L’ultimo censimento dell’agricoltura ha fotografato una forte diminuzione degli allevamenti di suino pesante (165 kg e oltre), con un deficit produttivo rispetto ai consumi del 34%. In Emilia-Romagna, tra il 2006 e il 2014, i capi allevati sono diminuiti del 17,5%, con un picco negativo per le scrofe del 19%. A livello nazionale, oggi i suini pesanti allevati sono 7,93 milioni (erano 8,72 milioni nel 2010) con circa 4.000 aziende fornitrici di materia prima per i salumi DOP e IGP.

«Le macellazioni di suini pesanti DOP sono in diminuzione: il dato relativo al 2013, con 8,02 milioni di capi macellati, rappresenta il numero più basso dal 2003 dei suini immessi nel circuito dei prodotti tutelati – ha spiegato Carlo Galloni, Presidente di Fratelli Galloni azienda specializzata nella produzione di Prosciutto di Parma -. Assistiamo quindi a due fenomeni: da un lato, è in aumento il numero di capi allevati al di fuori dei vincoli previsti dai disciplinari di produzione, con 437.000 suinetti importati per lo più dal Nord Europa e una diminuzione del numero di scrofe allevate. Dall’altro lato, per via del costo più competitivo, è in crescita la percentuale di carni fresche provenienti da Paesi stranieri, pronte per essere trasformate in prodotti di salumeria: nel 2014 le importazioni sono cresciute del 15,2% rispetto al 2013 e la crescita nel primo trimestre del 2015 è stata di un ulteriore 15,7%».

La suinicoltura italiana, che in passato ha beneficiato delle rigidità delle DOP, è quindi di fronte a una sfida cruciale: adeguarsi alle logiche del mercato moderno senza rinunciare alla qualità. La soluzione secondo Fratelli Galloni sta nella ricerca, e in particolare dalla genomica. Lavorando con gli Istituti di Ricerca e coinvolgendo attori accademico/scientifici e naturalmente i produttori. il Consorzio del Prosciutto di Parma e le associazioni di categoria, la suinicoltura dovrà individuare nuovi genomi che le permettano in un orizzonte di tempo di cinque anni di recuperare in termini di competitività nei riguardi dei produttori/allevatori comunitari.

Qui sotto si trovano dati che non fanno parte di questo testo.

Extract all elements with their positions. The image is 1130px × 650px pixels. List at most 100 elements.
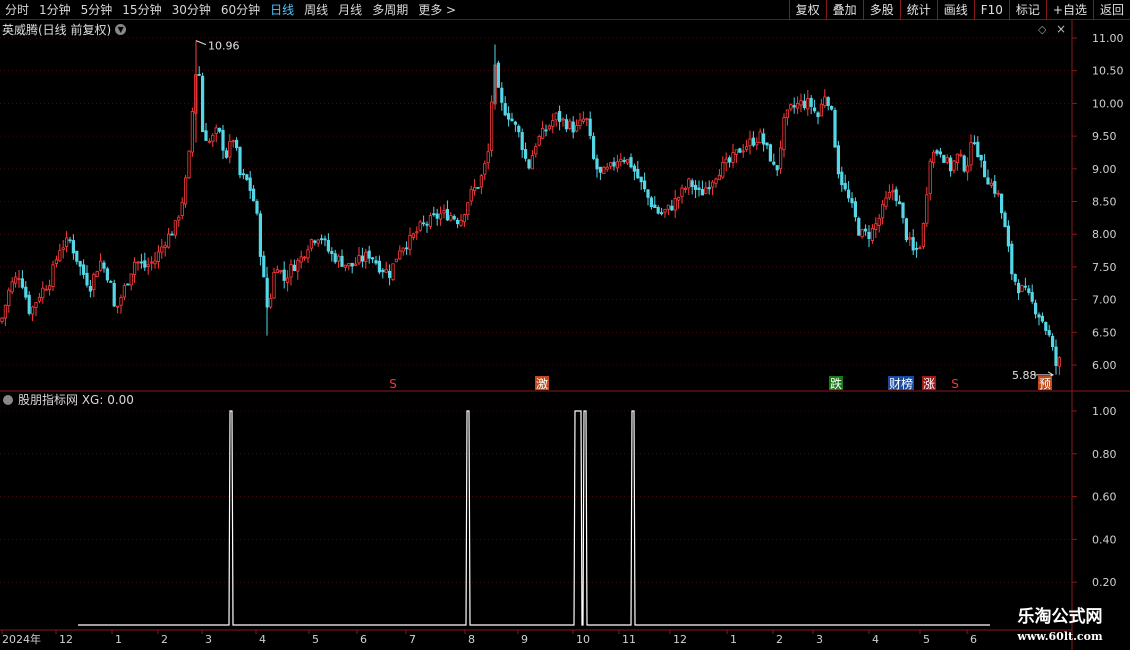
- x-tick-label: 12: [59, 633, 73, 646]
- candle-body: [877, 217, 881, 226]
- candle-body: [268, 298, 273, 308]
- candle-body: [643, 180, 647, 190]
- candle-body: [721, 162, 725, 178]
- x-tick-label: 1: [730, 633, 737, 646]
- candle-body: [418, 221, 422, 231]
- candle-body: [619, 158, 623, 162]
- candle-body: [496, 62, 501, 88]
- diamond-icon[interactable]: ◇: [1038, 23, 1046, 36]
- close-icon[interactable]: ×: [1056, 22, 1066, 36]
- candle-body: [54, 259, 59, 264]
- candle-body: [489, 101, 494, 151]
- stock-chart[interactable]: 11.0010.5010.009.509.008.508.007.507.006…: [0, 0, 1130, 650]
- candle-body: [217, 127, 222, 132]
- candle-body: [908, 237, 912, 240]
- candle-body: [823, 96, 827, 106]
- candle-body: [82, 264, 86, 275]
- candle-body: [37, 296, 42, 302]
- candle-body: [683, 187, 688, 190]
- candle-body: [68, 239, 72, 242]
- candle-body: [1000, 193, 1004, 214]
- candle-body: [765, 142, 769, 146]
- event-marker: 预: [1039, 377, 1051, 391]
- candle-body: [945, 157, 949, 163]
- candle-body: [707, 187, 711, 190]
- candle-body: [561, 118, 565, 121]
- candle-body: [455, 219, 460, 225]
- candle-body: [336, 255, 341, 262]
- candle-body: [404, 247, 409, 250]
- candle-body: [34, 302, 38, 309]
- y-tick-label: 8.00: [1092, 228, 1117, 241]
- candle-body: [524, 149, 528, 159]
- candle-body: [200, 75, 205, 133]
- candle-body: [459, 219, 463, 226]
- candle-body: [782, 117, 786, 150]
- candle-body: [884, 197, 888, 207]
- candle-body: [568, 120, 572, 130]
- candle-body: [187, 150, 191, 179]
- candle-body: [527, 159, 531, 169]
- candle-body: [166, 233, 171, 248]
- candle-body: [724, 158, 728, 164]
- candle-body: [802, 100, 807, 109]
- candle-body: [163, 245, 167, 248]
- candle-body: [435, 213, 439, 219]
- candle-body: [177, 216, 181, 221]
- candle-body: [887, 192, 892, 199]
- indicator-y-tick-label: 0.60: [1092, 491, 1117, 504]
- candle-body: [105, 268, 109, 281]
- candle-body: [326, 239, 331, 252]
- candle-body: [333, 253, 337, 263]
- candle-body: [231, 140, 235, 143]
- x-tick-label: 5: [312, 633, 319, 646]
- y-tick-label: 7.00: [1092, 294, 1117, 307]
- candle-body: [381, 269, 385, 273]
- candle-body: [949, 157, 953, 172]
- candle-body: [1027, 288, 1031, 293]
- candle-body: [680, 187, 684, 197]
- chevron-down-icon[interactable]: ▼: [115, 24, 127, 35]
- candle-body: [598, 166, 603, 173]
- candle-body: [279, 270, 283, 273]
- candle-body: [962, 155, 966, 172]
- candle-body: [513, 121, 518, 125]
- candle-body: [860, 229, 864, 238]
- candle-body: [544, 129, 548, 132]
- candle-body: [853, 201, 858, 218]
- candle-body: [367, 250, 371, 259]
- candle-body: [690, 180, 694, 187]
- candle-body: [129, 273, 133, 286]
- candle-body: [779, 147, 783, 170]
- candle-body: [993, 181, 997, 194]
- candle-body: [27, 294, 31, 314]
- candle-body: [58, 250, 62, 262]
- candle-body: [228, 141, 232, 158]
- candle-body: [173, 220, 177, 236]
- candle-body: [819, 103, 824, 117]
- candle-body: [1010, 243, 1014, 275]
- event-marker: 涨: [923, 376, 935, 391]
- candle-body: [421, 222, 426, 225]
- candle-body: [483, 163, 487, 175]
- chart-title-text: 英威腾(日线 前复权): [2, 23, 112, 37]
- candle-body: [554, 112, 558, 121]
- candle-body: [190, 111, 194, 153]
- candle-body: [1034, 302, 1038, 315]
- candle-body: [1006, 225, 1011, 247]
- candle-body: [775, 165, 779, 171]
- candle-body: [541, 128, 545, 139]
- candle-body: [1020, 285, 1024, 292]
- candle-body: [976, 141, 980, 158]
- y-tick-label: 8.50: [1092, 196, 1117, 209]
- candle-body: [282, 269, 286, 281]
- candle-body: [17, 278, 21, 280]
- candle-body: [850, 198, 854, 204]
- x-tick-label: 10: [576, 633, 590, 646]
- y-tick-label: 10.00: [1092, 97, 1124, 110]
- candle-body: [983, 160, 987, 178]
- candle-body: [874, 223, 878, 230]
- candle-body: [789, 104, 793, 110]
- candle-body: [438, 213, 443, 220]
- candle-body: [1047, 330, 1051, 336]
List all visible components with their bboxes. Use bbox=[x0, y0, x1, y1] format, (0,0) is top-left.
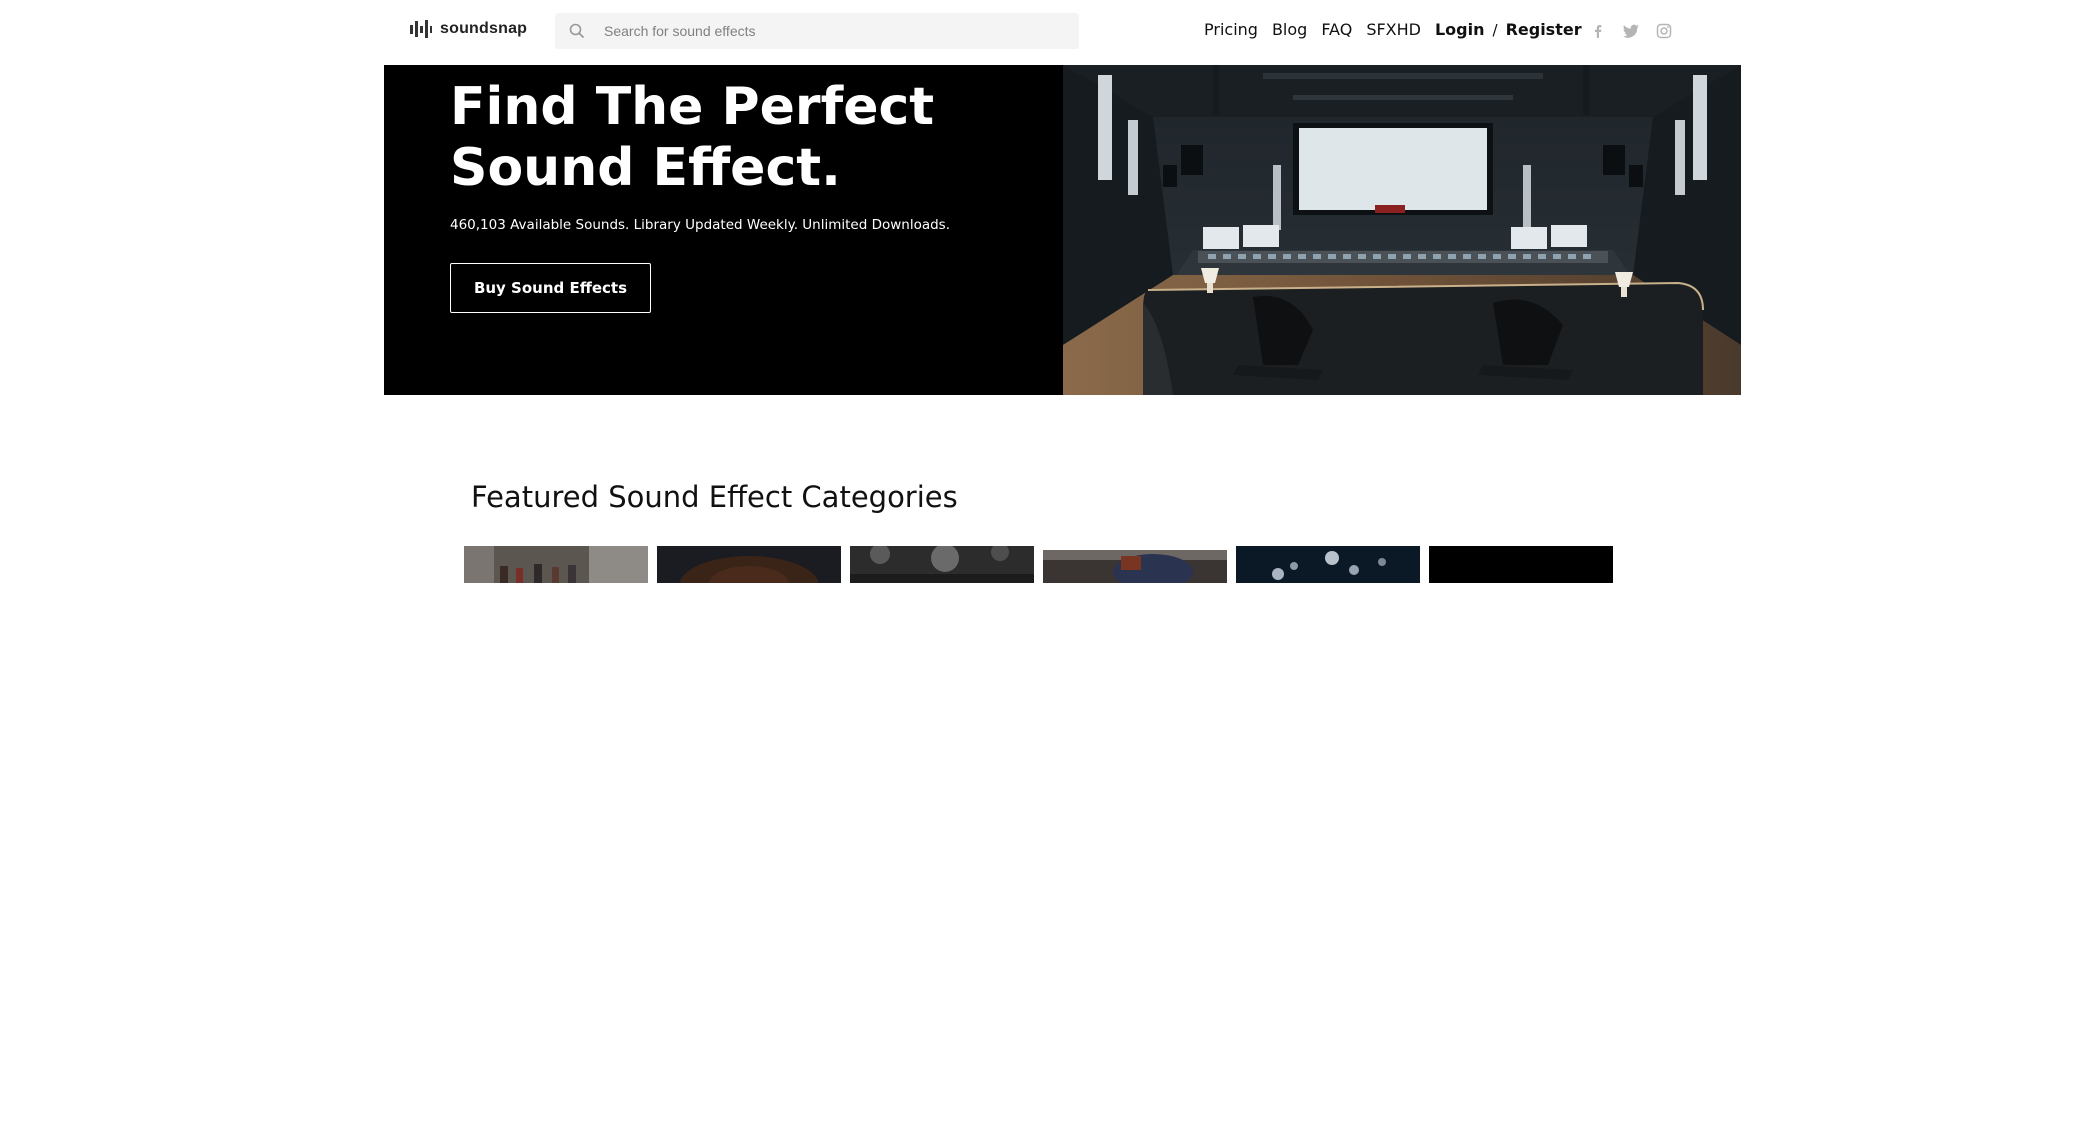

Come ha spiegato il prof. Paolo Zambonelli, del Dipartimento di Scienze e Tecnologie Agroalimentari (DISTAL) dell’Università degli Studi di Bologna in occasione dell’incontro organizzato ad Expo dalla Fratelli Galloni nello spazio di Intesa Sanpaolo: «La qualità della carne suina è un carattere determinato dalla somma dell’azione di più geni. Il pH, la capacità di ritenzione idrica, la tenerezza, il colore, la percentuale di grasso intramuscolare, la succosità, il calo di sgocciolatura, la capacità di assorbimento del sale, il contenuto di acido oleico. Occorre sfruttare le conoscenze maturate in materia di genetica molecolare per selezionare a livello di DNA i marcatori che controllano la variabilità fenotipica di questi caratteri: nel genoma dei suini ci sono oltre 25.000 geni che interagiscono tra di loro in modo complesso per definire le caratteristiche di ciascun individuo. L’attività pilota del progetto che auspichiamo di realizzare si baserà sulla selezione di alcuni allevamenti, sulla scelta dei tipi genetici da studiare e sul confronto tra prosciutti crudi eccellenti e prodotti mediocri. L’obiettivo è individuare bio-marcatori a fini selettivi nell’allevamento suinicolo per migliorare l’adattamento del sistema produttivo zootecnico alle esigenze dei produttori e del mercato».